Is the number of pumps reqiured to inflate the small ball multi 1

how many more pumps did it take to fill the bigger balls 1

number of pumps reqiured to inflate the small ball multi 1

Our whole class conversation started with the question: Are the balls similar?

Yes.

How do you know?

Students think about similarity in terms of dilation because of our definition of similarity (CCSS-M 8.G.: Understand that a two-dimensional figure is similar to another if the second can be obtained from the first by a sequence of rotations, reflections, translations, and dilations. Because of the learning experiences that we have created, students think about dilations and similarity synonymously.

So the spheres are dilations of each other. We can translate the centers to coincide and then dilate to map one figure onto the other.

Are the circumferences proportional?

Why?

So how many pumps will it take to fill the medium ball?

What information do you need to know to figure it out?

Most students wanted to know the radii of the small and medium balls.

I gave them the circumferences (because that’s what Nathan included in Act 2, and I didn’t want to do any calculating).

More than one team asked for the volume of a sphere while they were working, which surprised me, as it didn’t occur to me to actually calculate volume to determine the number of pumps in the medium ball. But I gave them permission to look up the formula on their electronic device or from a textbook in the back of the room, and I also asked them to find a second way to solve when they finished using the formula.

You should know that students have generalized the results for the relationships between the similarity ratio, ratio of perimeters, ratio of areas, and ratio of volumes for similar figures. In fact, since my students are coming to me now knowing the relationship, we didn’t spend as much time as we have in the past developing those relationships. We did look at the two solids (1:3 similarity ratio) and review the ratio of surface areas (1:9) and volume (how many of the small will it take to fill the large? 27).
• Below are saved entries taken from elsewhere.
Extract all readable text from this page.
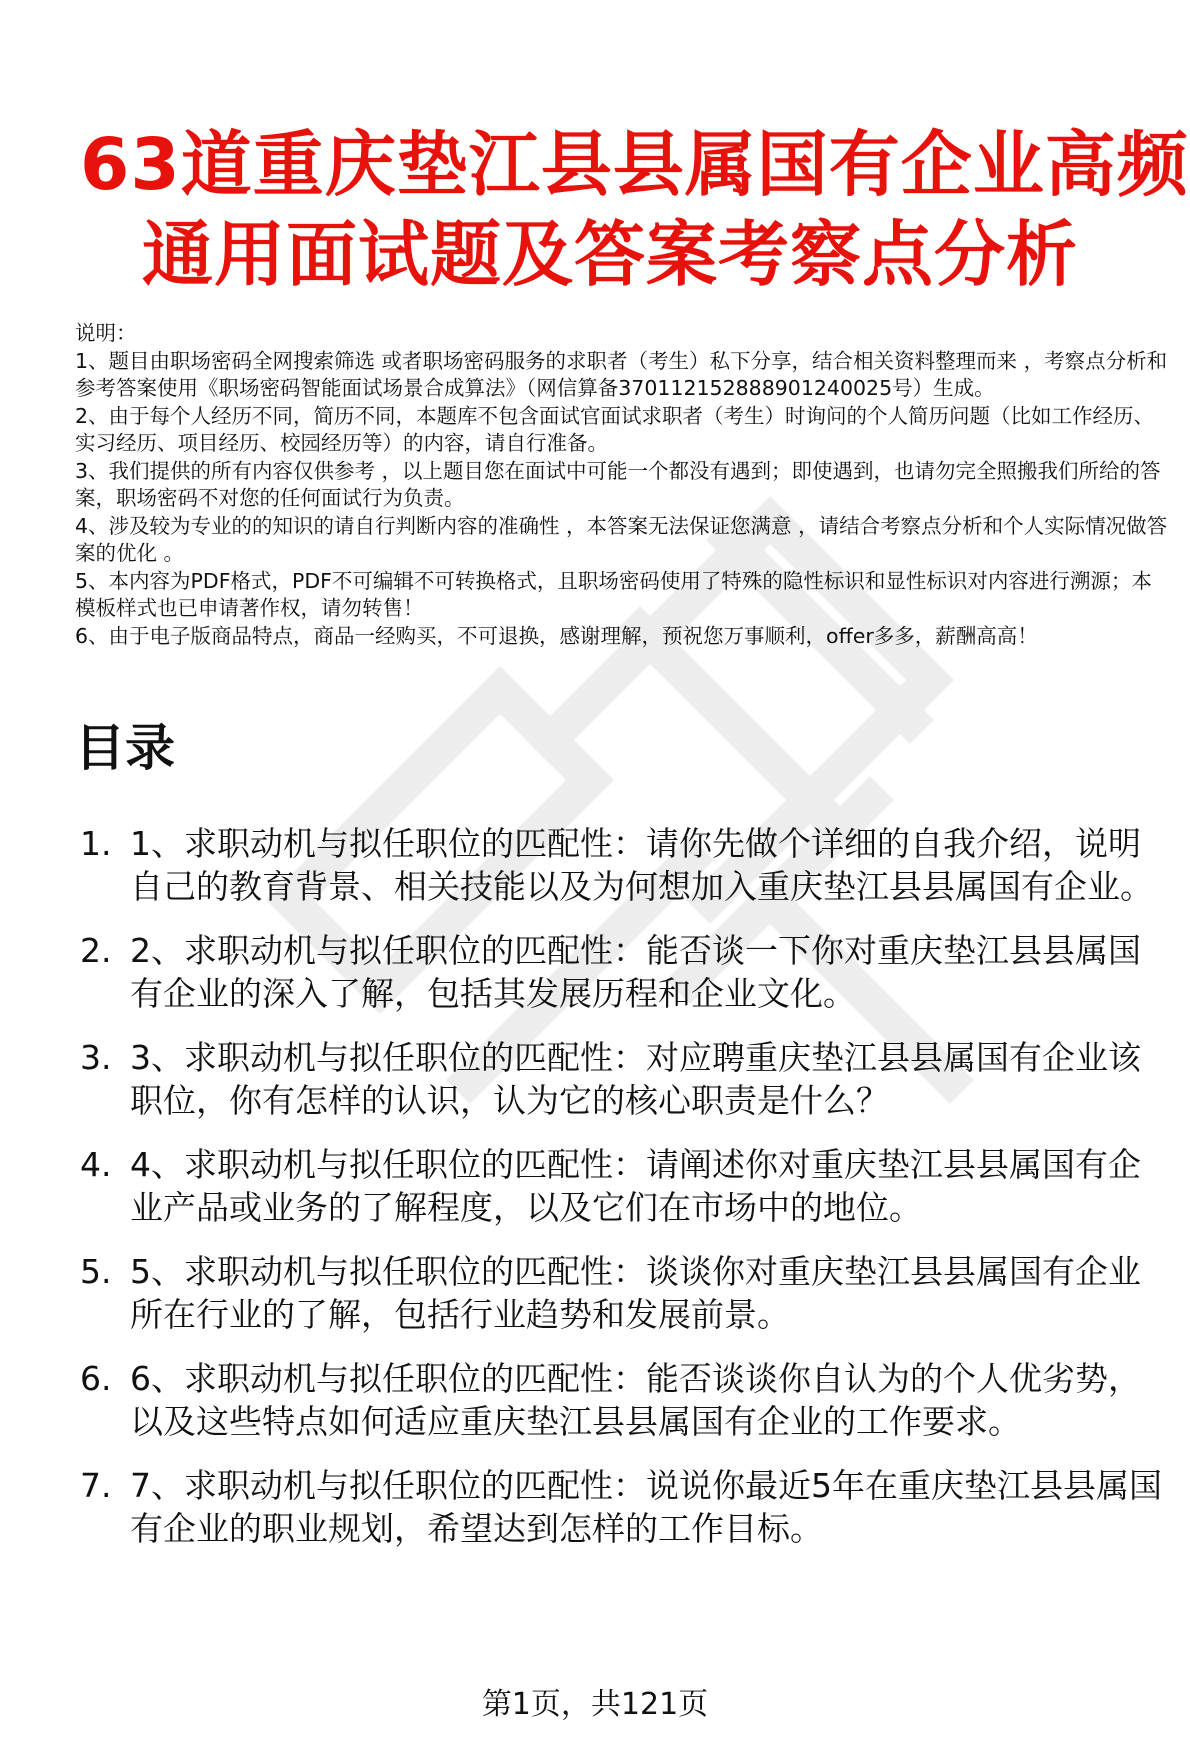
63道重庆垫江县县属国有企业高频
通用面试题及答案考察点分析
说明：
1、题目由职场密码全网搜索筛选 或者职场密码服务的求职者（考生）私下分享，结合相关资料整理而来 ，考察点分析和参考答案使用《职场密码智能面试场景合成算法》（网信算备370112152888901240025号）生成。
2、由于每个人经历不同，简历不同，本题库不包含面试官面试求职者（考生）时询问的个人简历问题（比如工作经历、实习经历、项目经历、校园经历等）的内容，请自行准备。
3、我们提供的所有内容仅供参考 ，以上题目您在面试中可能一个都没有遇到；即使遇到，也请勿完全照搬我们所给的答案，职场密码不对您的任何面试行为负责。
4、涉及较为专业的的知识的请自行判断内容的准确性 ，本答案无法保证您满意 ，请结合考察点分析和个人实际情况做答案的优化 。
5、本内容为PDF格式，PDF不可编辑不可转换格式，且职场密码使用了特殊的隐性标识和显性标识对内容进行溯源；本模板样式也已申请著作权，请勿转售！
6、由于电子版商品特点，商品一经购买，不可退换，感谢理解，预祝您万事顺利，offer多多，薪酬高高！
目录
1. 1、求职动机与拟任职位的匹配性：请你先做个详细的自我介绍，说明自己的教育背景、相关技能以及为何想加入重庆垫江县县属国有企业。
2. 2、求职动机与拟任职位的匹配性：能否谈一下你对重庆垫江县县属国有企业的深入了解，包括其发展历程和企业文化。
3. 3、求职动机与拟任职位的匹配性：对应聘重庆垫江县县属国有企业该职位，你有怎样的认识，认为它的核心职责是什么？
4. 4、求职动机与拟任职位的匹配性：请阐述你对重庆垫江县县属国有企业产品或业务的了解程度，以及它们在市场中的地位。
5. 5、求职动机与拟任职位的匹配性：谈谈你对重庆垫江县县属国有企业所在行业的了解，包括行业趋势和发展前景。
6. 6、求职动机与拟任职位的匹配性：能否谈谈你自认为的个人优劣势，以及这些特点如何适应重庆垫江县县属国有企业的工作要求。
7. 7、求职动机与拟任职位的匹配性：说说你最近5年在重庆垫江县县属国有企业的职业规划，希望达到怎样的工作目标。
第1页，共121页
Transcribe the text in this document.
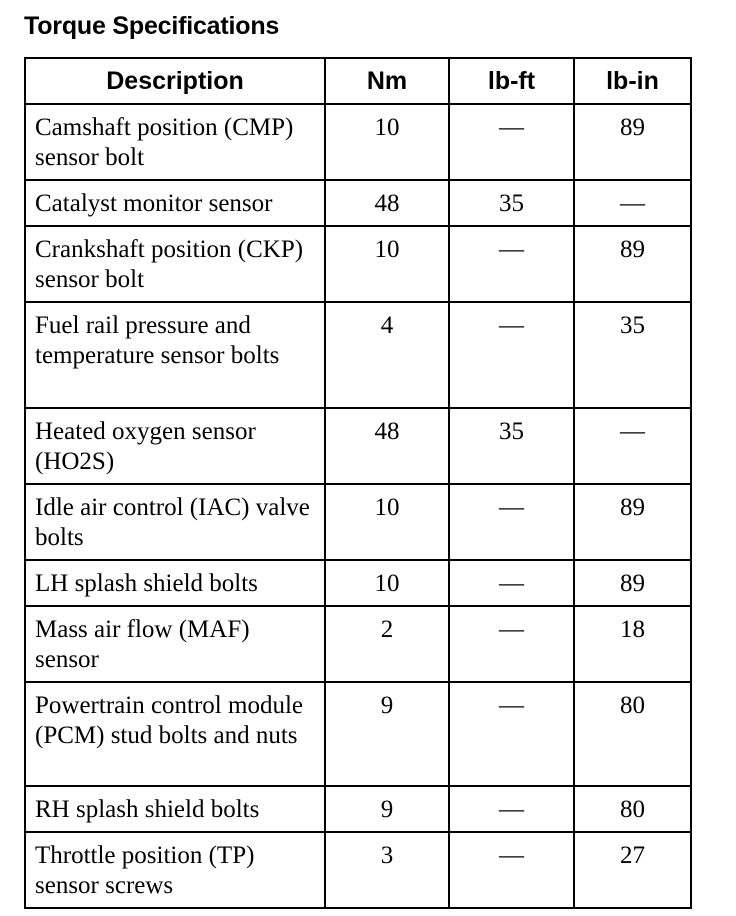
Torque Specifications
Description	Nm	lb-ft	lb-in
Camshaft position (CMP) sensor bolt	10	—	89
Catalyst monitor sensor	48	35	—
Crankshaft position (CKP) sensor bolt	10	—	89
Fuel rail pressure and temperature sensor bolts	4	—	35
Heated oxygen sensor (HO2S)	48	35	—
Idle air control (IAC) valve bolts	10	—	89
LH splash shield bolts	10	—	89
Mass air flow (MAF) sensor	2	—	18
Powertrain control module (PCM) stud bolts and nuts	9	—	80
RH splash shield bolts	9	—	80
Throttle position (TP) sensor screws	3	—	27
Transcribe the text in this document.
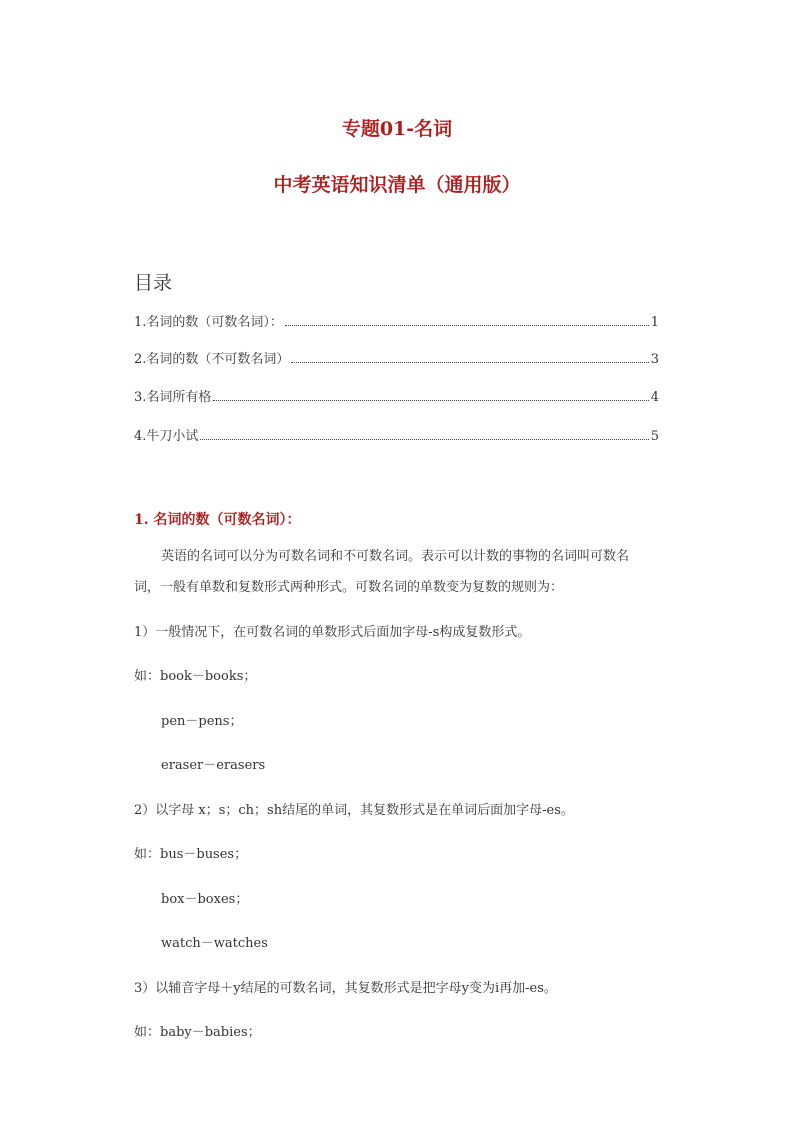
专题01-名词
中考英语知识清单（通用版）
目录
1.名词的数（可数名词）：	1
2.名词的数（不可数名词）	3
3.名词所有格	4
4.牛刀小试	5
1. 名词的数（可数名词）：
英语的名词可以分为可数名词和不可数名词。表示可以计数的事物的名词叫可数名
词，一般有单数和复数形式两种形式。可数名词的单数变为复数的规则为：
1）一般情况下，在可数名词的单数形式后面加字母-s构成复数形式。
如：book－books；
pen－pens；
eraser－erasers
2）以字母 x；s；ch；sh结尾的单词，其复数形式是在单词后面加字母-es。
如：bus－buses；
box－boxes；
watch－watches
3）以辅音字母＋y结尾的可数名词，其复数形式是把字母y变为i再加-es。
如：baby－babies；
Why is this concept so easy to “get” but so difficult to “apply”? All of my students can tell me to square the similarity ratio to get the ratio of the areas and to cube the similarity ratio to get the ratio of the volumes. But very few can use that information to solve a problem.

Maybe the student questions at the beginning of the lesson provide some insight into the difficulty:

“is the amount of air used to fill the soccer balls proportionate”

“are the no. of air pumps porportional for the smallest and largest soccer balls”

“if how many pumps it takes to inflate the soccer ball is proportional to its size”

Only one of these questions recognizes that we talk about proportionality between two quantities.

It turns out that only those who used the volume formula calculated the number of pumps correctly (33ish). They had used the given circumferences to calculate the radii, used the radii to calculate the volumes, and then set the ratio of the volumes equal to the ratio of the number of pumps.

Why doesn’t it work to set the ratio of the circumferences equal to the number of pumps?

How can we determine the number of pumps without having to calculate the volume?

Then more practice with ratios of perimeters, areas, and volumes.

And more evidence of misconceptions.

And then students **asked** to do more. So we did. And they provided evidence of understanding.

And so the journey continues … figuring out the questions to ask to uncover misconceptions and learn from them.

Dan Meyer

February 13, 2015 at 12:25 pm

“I gave them the circumferences (because that’s what Nathan included in Act 2, and I didn’t want to do any calculating).”

Another great reason to give circumference is that measuring the radius of a sphere directly is …. impossible … isn’t it?

jwilson828

February 13, 2015 at 12:57 pm

Could it be more obvious that I’ve lived inside the “ideal” math world for too long? I really am trying to escape, one lesson at a time.